I had a big problem on my hands, and Amun believing Seth's rhetoric was only part of it.
Somehow, I had to explain all of this to Ma'at, and I had no idea where to start.
Tears stung the corners of my eyes. I almost couldn't believe I'd banished him from my rooms. I knew it was the right thing to do, but that didn't stop it from hurting. He was the first person to make me believe in myself for a very long time, and it was hard to move past that.

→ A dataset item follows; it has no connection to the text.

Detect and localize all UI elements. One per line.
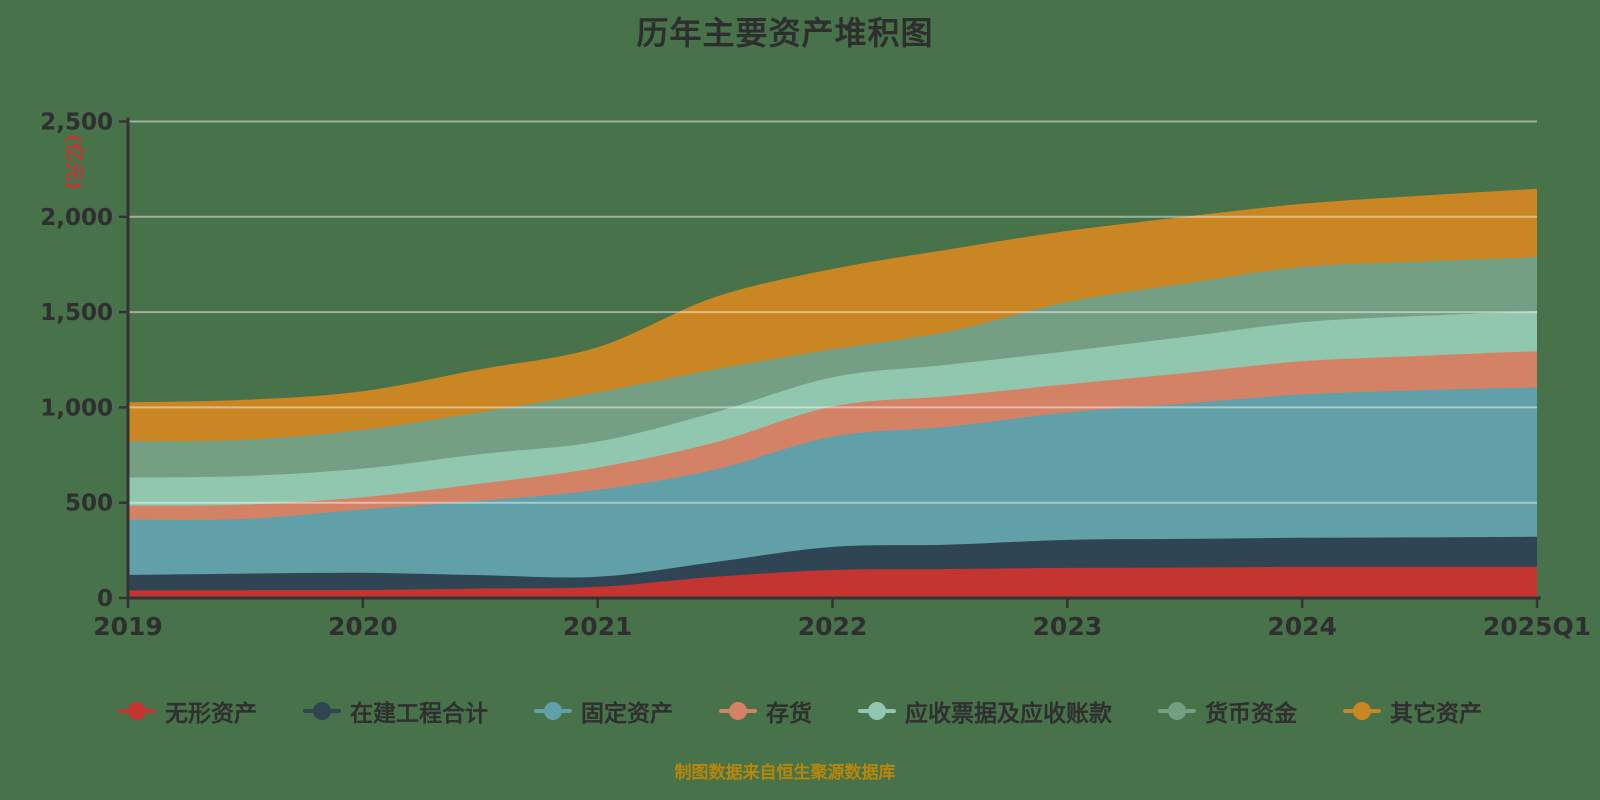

A single tear rolled down my cheek and splashed to the floor. I wiped the others away furiously. I was a goddess. I wasn't going to let a man reduce me to tears, even if he was a god.
Ura hissed from the bed, and I turned to my pet.
I made my way over to the bed, where she was still on high alert. I reached out and stroked her head gently. "I'm sorry," I whispered. "I didn't mean for you to be disturbed."
She hissed again and began to coil herself around my arm, tight enough that she wouldn't fall off, but nowhere near a tightness which would hurt me. It was something she'd perfected over the years we'd spent together.
After she was safely in place, I sat down on my bed.
"What am I going to do, Ura?" I asked.
She swayed her head back and forth, not offering an answer to my question. I shouldn't be surprised. She wasn't exactly the most talkative type.
Maybe it was time I at least talked to Khonsu about Amun. He'd understand, I was sure of it.
I'd do that tomorrow. No doubt he'd be spending the rest of the evening with Horus, and that was something I had no desire to get in the middle of.
After my meeting with Anku and one of Ptah's builders. I couldn't believe I'd almost forgotten about that. It would take years to rebuild the temple Seth destroyed, it was better we got started sooner, rather than later.